Health care systems have a ready instrument to compose their community model: the community health needs assessment that all not-for-profit providers have had to conduct to maintain their tax-exempt status under a requirement of the Affordable Care Act. The assessment is a working document that ideally is put together with help from the community organizations that know the needs, said Martin. In planning to address those needs, "it's about working with those key stakeholders to drive the community to wellness," he said.

The needs assessment for St. Catherine is one of the working documents directing the Finney County coalition's activities, said CEO Taylor. The plan was aggressive in seeking the input of community partners, including working with state agencies to develop comprehensive needs and measures to improve upon.
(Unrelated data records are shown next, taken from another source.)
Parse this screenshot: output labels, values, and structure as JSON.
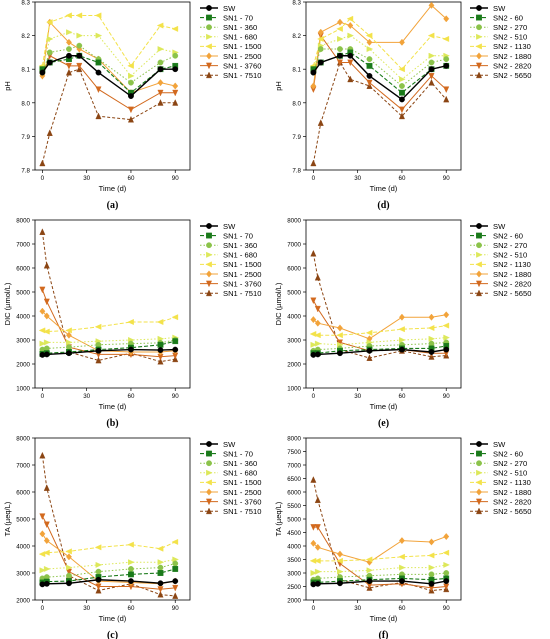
{
  "colors": {
    "SW": "#000000",
    "T1": "#1a7a1a",
    "T2": "#8bc34a",
    "T3": "#dde85a",
    "T4": "#f3e24a",
    "T5": "#f2a33a",
    "T6": "#d2691e",
    "T7": "#8b4513"
  },
  "chart_data": [
    {
      "panel": "(a)",
      "type": "line",
      "x": [
        0,
        5,
        18,
        25,
        38,
        60,
        80,
        90
      ],
      "xlabel": "Time (d)",
      "ylabel": "pH",
      "xlim": [
        -5,
        100
      ],
      "xticks": [
        0,
        30,
        60,
        90
      ],
      "ylim": [
        7.8,
        8.3
      ],
      "yticks": [
        7.8,
        7.9,
        8.0,
        8.1,
        8.2,
        8.3
      ],
      "series": [
        {
          "name": "SW",
          "values": [
            8.09,
            8.12,
            8.14,
            8.14,
            8.09,
            8.02,
            8.1,
            8.1
          ]
        },
        {
          "name": "SN1 - 70",
          "values": [
            8.1,
            8.12,
            8.13,
            8.14,
            8.12,
            8.03,
            8.1,
            8.11
          ]
        },
        {
          "name": "SN1 - 360",
          "values": [
            8.09,
            8.15,
            8.16,
            8.17,
            8.13,
            8.06,
            8.12,
            8.14
          ]
        },
        {
          "name": "SN1 - 680",
          "values": [
            8.1,
            8.19,
            8.21,
            8.2,
            8.2,
            8.08,
            8.16,
            8.15
          ]
        },
        {
          "name": "SN1 - 1500",
          "values": [
            8.11,
            8.24,
            8.26,
            8.26,
            8.26,
            8.11,
            8.23,
            8.22
          ]
        },
        {
          "name": "SN1 - 2500",
          "values": [
            8.08,
            8.24,
            8.18,
            8.16,
            8.13,
            8.03,
            8.06,
            8.05
          ]
        },
        {
          "name": "SN1 - 3760",
          "values": [
            8.08,
            8.14,
            8.11,
            8.11,
            8.04,
            7.98,
            8.03,
            8.03
          ]
        },
        {
          "name": "SN1 - 7510",
          "values": [
            7.82,
            7.91,
            8.09,
            8.1,
            7.96,
            7.95,
            8.0,
            8.0
          ]
        }
      ]
    },
    {
      "panel": "(d)",
      "type": "line",
      "x": [
        0,
        5,
        18,
        25,
        38,
        60,
        80,
        90
      ],
      "xlabel": "Time (d)",
      "ylabel": "pH",
      "xlim": [
        -5,
        100
      ],
      "xticks": [
        0,
        30,
        60,
        90
      ],
      "ylim": [
        7.8,
        8.3
      ],
      "yticks": [
        7.8,
        7.9,
        8.0,
        8.1,
        8.2,
        8.3
      ],
      "series": [
        {
          "name": "SW",
          "values": [
            8.09,
            8.12,
            8.14,
            8.14,
            8.08,
            8.01,
            8.1,
            8.11
          ]
        },
        {
          "name": "SN2 - 60",
          "values": [
            8.1,
            8.12,
            8.14,
            8.15,
            8.11,
            8.03,
            8.1,
            8.11
          ]
        },
        {
          "name": "SN2 - 270",
          "values": [
            8.09,
            8.16,
            8.16,
            8.16,
            8.13,
            8.05,
            8.12,
            8.13
          ]
        },
        {
          "name": "SN2 - 510",
          "values": [
            8.1,
            8.17,
            8.19,
            8.2,
            8.16,
            8.07,
            8.14,
            8.14
          ]
        },
        {
          "name": "SN2 - 1130",
          "values": [
            8.11,
            8.19,
            8.22,
            8.25,
            8.2,
            8.1,
            8.2,
            8.19
          ]
        },
        {
          "name": "SN2 - 1880",
          "values": [
            8.05,
            8.21,
            8.24,
            8.23,
            8.18,
            8.18,
            8.29,
            8.25
          ]
        },
        {
          "name": "SN2 - 2820",
          "values": [
            8.04,
            8.2,
            8.12,
            8.12,
            8.06,
            7.98,
            8.08,
            8.04
          ]
        },
        {
          "name": "SN2 - 5650",
          "values": [
            7.82,
            7.94,
            8.12,
            8.07,
            8.05,
            7.96,
            8.06,
            8.01
          ]
        }
      ]
    },
    {
      "panel": "(b)",
      "type": "line",
      "x": [
        0,
        3,
        18,
        38,
        60,
        80,
        90
      ],
      "xlabel": "Time (d)",
      "ylabel": "DIC (µmol/L)",
      "xlim": [
        -5,
        100
      ],
      "xticks": [
        0,
        30,
        60,
        90
      ],
      "ylim": [
        1000,
        8000
      ],
      "yticks": [
        1000,
        2000,
        3000,
        4000,
        5000,
        6000,
        7000,
        8000
      ],
      "series": [
        {
          "name": "SW",
          "values": [
            2380,
            2400,
            2450,
            2550,
            2600,
            2580,
            2600
          ]
        },
        {
          "name": "SN1 - 70",
          "values": [
            2420,
            2450,
            2500,
            2600,
            2680,
            2800,
            2950
          ]
        },
        {
          "name": "SN1 - 360",
          "values": [
            2600,
            2650,
            2700,
            2800,
            2850,
            2880,
            3000
          ]
        },
        {
          "name": "SN1 - 680",
          "values": [
            2850,
            2900,
            2900,
            2950,
            3000,
            3050,
            3100
          ]
        },
        {
          "name": "SN1 - 1500",
          "values": [
            3400,
            3350,
            3400,
            3550,
            3750,
            3750,
            3950
          ]
        },
        {
          "name": "SN1 - 2500",
          "values": [
            4200,
            4000,
            3200,
            2550,
            2500,
            2500,
            2550
          ]
        },
        {
          "name": "SN1 - 3760",
          "values": [
            5100,
            4600,
            2700,
            2400,
            2400,
            2300,
            2350
          ]
        },
        {
          "name": "SN1 - 7510",
          "values": [
            7500,
            6100,
            2500,
            2150,
            2450,
            2100,
            2200
          ]
        }
      ]
    },
    {
      "panel": "(e)",
      "type": "line",
      "x": [
        0,
        3,
        18,
        38,
        60,
        80,
        90
      ],
      "xlabel": "Time (d)",
      "ylabel": "DIC (µmol/L)",
      "xlim": [
        -5,
        100
      ],
      "xticks": [
        0,
        30,
        60,
        90
      ],
      "ylim": [
        1000,
        8000
      ],
      "yticks": [
        1000,
        2000,
        3000,
        4000,
        5000,
        6000,
        7000,
        8000
      ],
      "series": [
        {
          "name": "SW",
          "values": [
            2380,
            2400,
            2450,
            2550,
            2600,
            2500,
            2600
          ]
        },
        {
          "name": "SN2 - 60",
          "values": [
            2450,
            2450,
            2550,
            2600,
            2650,
            2650,
            2750
          ]
        },
        {
          "name": "SN2 - 270",
          "values": [
            2550,
            2600,
            2650,
            2750,
            2800,
            2850,
            2900
          ]
        },
        {
          "name": "SN2 - 510",
          "values": [
            2800,
            2850,
            2800,
            2900,
            3000,
            3050,
            3100
          ]
        },
        {
          "name": "SN2 - 1130",
          "values": [
            3250,
            3200,
            3200,
            3300,
            3450,
            3500,
            3600
          ]
        },
        {
          "name": "SN2 - 1880",
          "values": [
            3850,
            3700,
            3500,
            3050,
            3950,
            3950,
            4050
          ]
        },
        {
          "name": "SN2 - 2820",
          "values": [
            4650,
            4300,
            2900,
            2550,
            2600,
            2450,
            2450
          ]
        },
        {
          "name": "SN2 - 5650",
          "values": [
            6600,
            5600,
            2600,
            2250,
            2550,
            2300,
            2350
          ]
        }
      ]
    },
    {
      "panel": "(c)",
      "type": "line",
      "x": [
        0,
        3,
        18,
        38,
        60,
        80,
        90
      ],
      "xlabel": "Time (d)",
      "ylabel": "TA (µeq/L)",
      "xlim": [
        -5,
        100
      ],
      "xticks": [
        0,
        30,
        60,
        90
      ],
      "ylim": [
        2000,
        8000
      ],
      "yticks": [
        2000,
        3000,
        4000,
        5000,
        6000,
        7000,
        8000
      ],
      "series": [
        {
          "name": "SW",
          "values": [
            2580,
            2600,
            2620,
            2750,
            2700,
            2620,
            2700
          ]
        },
        {
          "name": "SN1 - 70",
          "values": [
            2650,
            2680,
            2700,
            2850,
            2950,
            3000,
            3150
          ]
        },
        {
          "name": "SN1 - 360",
          "values": [
            2800,
            2850,
            2900,
            3050,
            3150,
            3200,
            3350
          ]
        },
        {
          "name": "SN1 - 680",
          "values": [
            3100,
            3150,
            3200,
            3300,
            3400,
            3400,
            3500
          ]
        },
        {
          "name": "SN1 - 1500",
          "values": [
            3700,
            3750,
            3800,
            3950,
            4050,
            3900,
            4150
          ]
        },
        {
          "name": "SN1 - 2500",
          "values": [
            4450,
            4200,
            3600,
            2700,
            2650,
            2600,
            2700
          ]
        },
        {
          "name": "SN1 - 3760",
          "values": [
            5100,
            4800,
            3050,
            2500,
            2500,
            2400,
            2450
          ]
        },
        {
          "name": "SN1 - 7510",
          "values": [
            7350,
            6150,
            2900,
            2350,
            2600,
            2200,
            2150
          ]
        }
      ]
    },
    {
      "panel": "(f)",
      "type": "line",
      "x": [
        0,
        3,
        18,
        38,
        60,
        80,
        90
      ],
      "xlabel": "Time (d)",
      "ylabel": "TA (µeq/L)",
      "xlim": [
        -5,
        100
      ],
      "xticks": [
        0,
        30,
        60,
        90
      ],
      "ylim": [
        2000,
        8000
      ],
      "yticks": [
        2000,
        2500,
        3000,
        3500,
        4000,
        4500,
        5000,
        5500,
        6000,
        6500,
        7000,
        7500,
        8000
      ],
      "series": [
        {
          "name": "SW",
          "values": [
            2580,
            2600,
            2620,
            2700,
            2700,
            2600,
            2700
          ]
        },
        {
          "name": "SN2 - 60",
          "values": [
            2650,
            2650,
            2700,
            2750,
            2800,
            2750,
            2800
          ]
        },
        {
          "name": "SN2 - 270",
          "values": [
            2750,
            2800,
            2850,
            2900,
            2950,
            2950,
            3000
          ]
        },
        {
          "name": "SN2 - 510",
          "values": [
            3000,
            3050,
            3050,
            3100,
            3200,
            3200,
            3300
          ]
        },
        {
          "name": "SN2 - 1130",
          "values": [
            3450,
            3450,
            3450,
            3500,
            3600,
            3650,
            3750
          ]
        },
        {
          "name": "SN2 - 1880",
          "values": [
            4100,
            3950,
            3700,
            3400,
            4200,
            4150,
            4350
          ]
        },
        {
          "name": "SN2 - 2820",
          "values": [
            4700,
            4700,
            3350,
            2550,
            2600,
            2450,
            2500
          ]
        },
        {
          "name": "SN2 - 5650",
          "values": [
            6450,
            5700,
            2750,
            2450,
            2650,
            2350,
            2400
          ]
        }
      ]
    }
  ]
}
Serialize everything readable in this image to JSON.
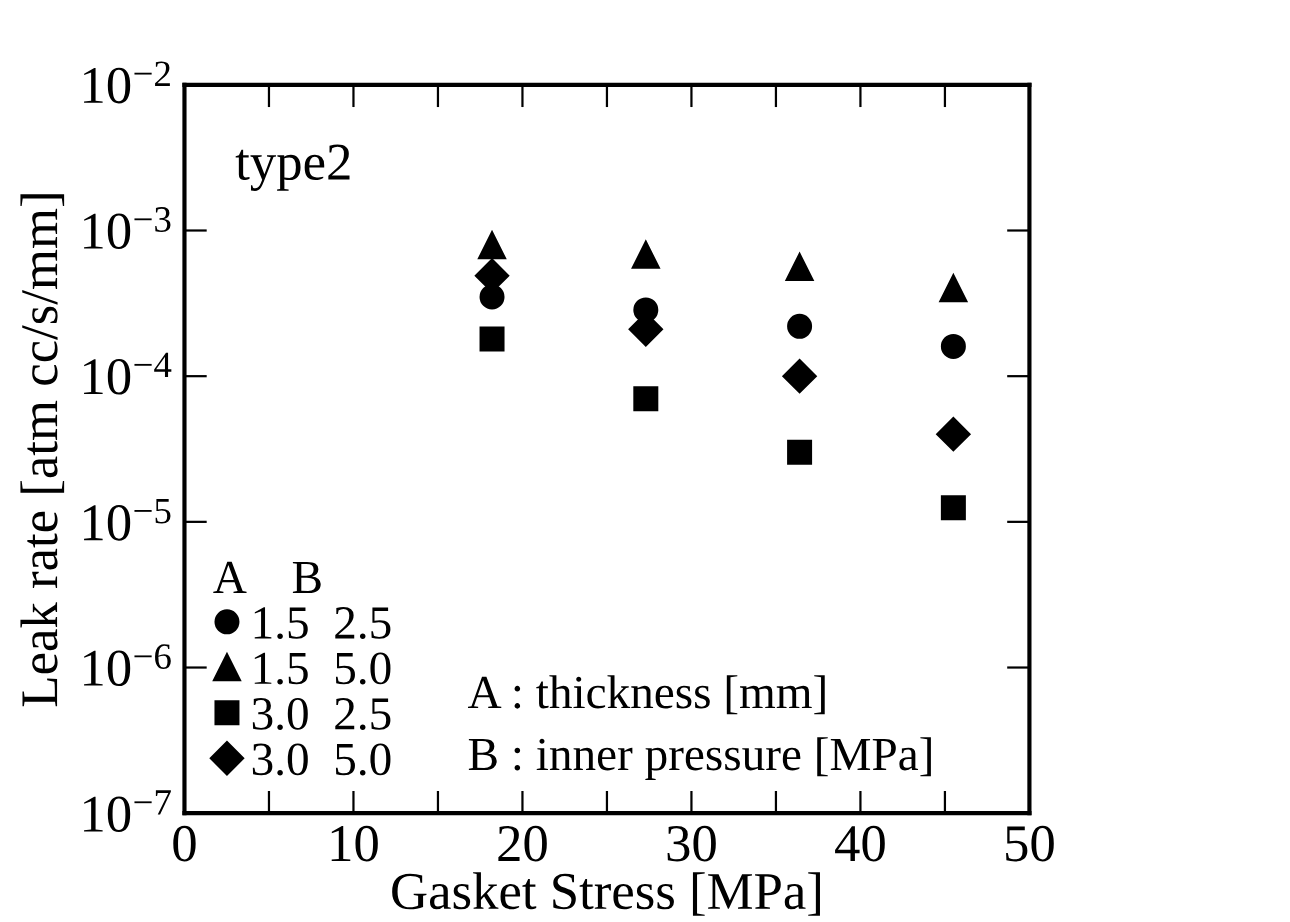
{
  "chart_data": {
    "type": "scatter",
    "xlabel": "Gasket Stress [MPa]",
    "ylabel": "Leak rate [atm cc/s/mm]",
    "x": [
      18.2,
      27.3,
      36.4,
      45.5
    ],
    "legend_title": "A    B",
    "series": [
      {
        "name": "1.5  2.5",
        "color": "#000000",
        "marker": "circle",
        "values": [
          0.00035,
          0.000285,
          0.00022,
          0.00016
        ]
      },
      {
        "name": "1.5  5.0",
        "color": "#000000",
        "marker": "triangle",
        "values": [
          0.00079,
          0.00068,
          0.00056,
          0.0004
        ]
      },
      {
        "name": "3.0  2.5",
        "color": "#000000",
        "marker": "square",
        "values": [
          0.00018,
          7e-05,
          3e-05,
          1.25e-05
        ]
      },
      {
        "name": "3.0  5.0",
        "color": "#000000",
        "marker": "diamond",
        "values": [
          0.00049,
          0.00021,
          0.0001,
          4e-05
        ]
      }
    ],
    "log": "y",
    "xlim": [
      0,
      50
    ],
    "xticks": [
      0,
      {
        "value": 5,
        "label": null
      },
      10,
      {
        "value": 15,
        "label": null
      },
      20,
      {
        "value": 25,
        "label": null
      },
      30,
      {
        "value": 35,
        "label": null
      },
      40,
      {
        "value": 45,
        "label": null
      },
      50
    ],
    "ylim": [
      1e-07,
      0.01
    ],
    "yticks": [
      {
        "value": 1e-07,
        "label": "10$^{−7}$"
      },
      {
        "value": 1e-06,
        "label": "10$^{−6}$"
      },
      {
        "value": 1e-05,
        "label": "10$^{−5}$"
      },
      {
        "value": 0.0001,
        "label": "10$^{−4}$"
      },
      {
        "value": 0.001,
        "label": "10$^{−3}$"
      },
      {
        "value": 0.01,
        "label": "10$^{−2}$"
      }
    ],
    "grid": false,
    "legend": "bottom left",
    "annotations": [
      "type2",
      "A : thickness [mm]",
      "B : inner pressure [MPa]"
    ]
  }
}
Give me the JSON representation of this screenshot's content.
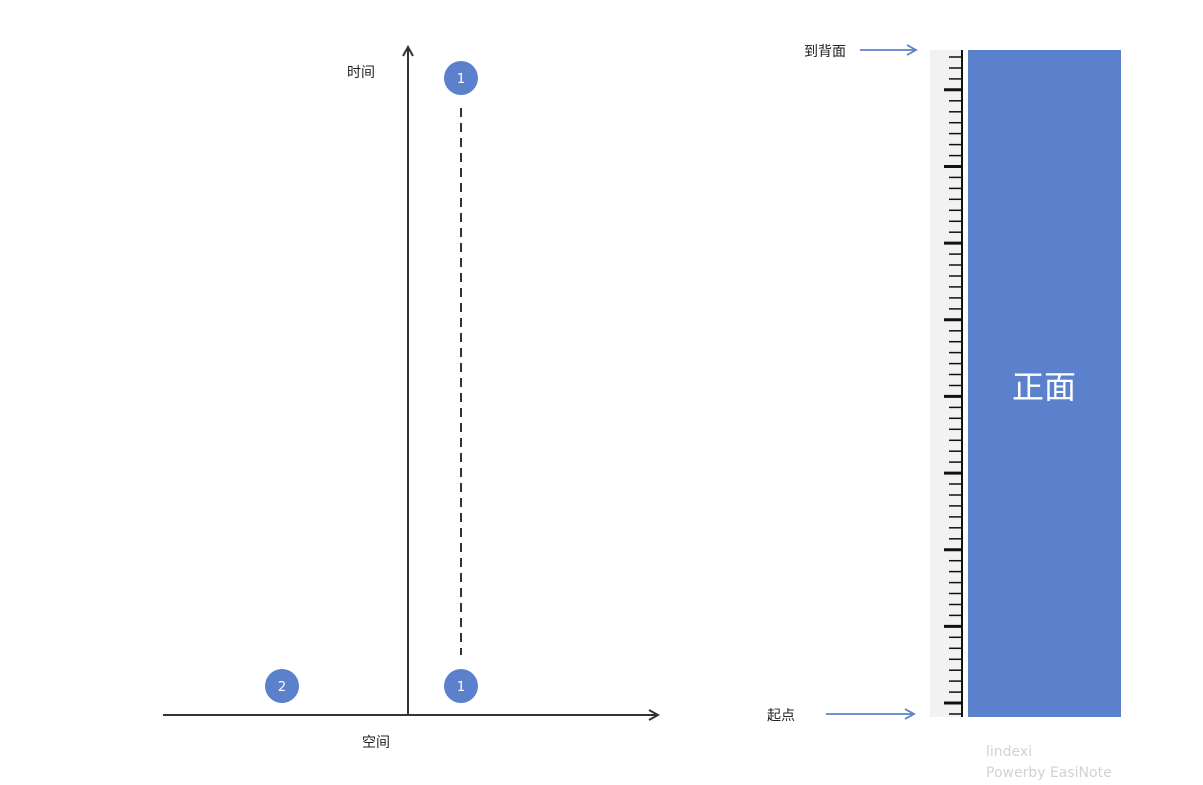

If performed thoroughly, and "done in the spirit of inclusion," said Martin, the needs assessment and implementation plan will serve as a blueprint, something all participating organizations can use to understand the nature of community challenges articulated in one authoritative presentation. Then the inside/outside journey begins.

JOHN MORRISSEY is a freelance writer specializing in health care delivery policy and performance measurement. He lives in Mount Prospect, Illinois.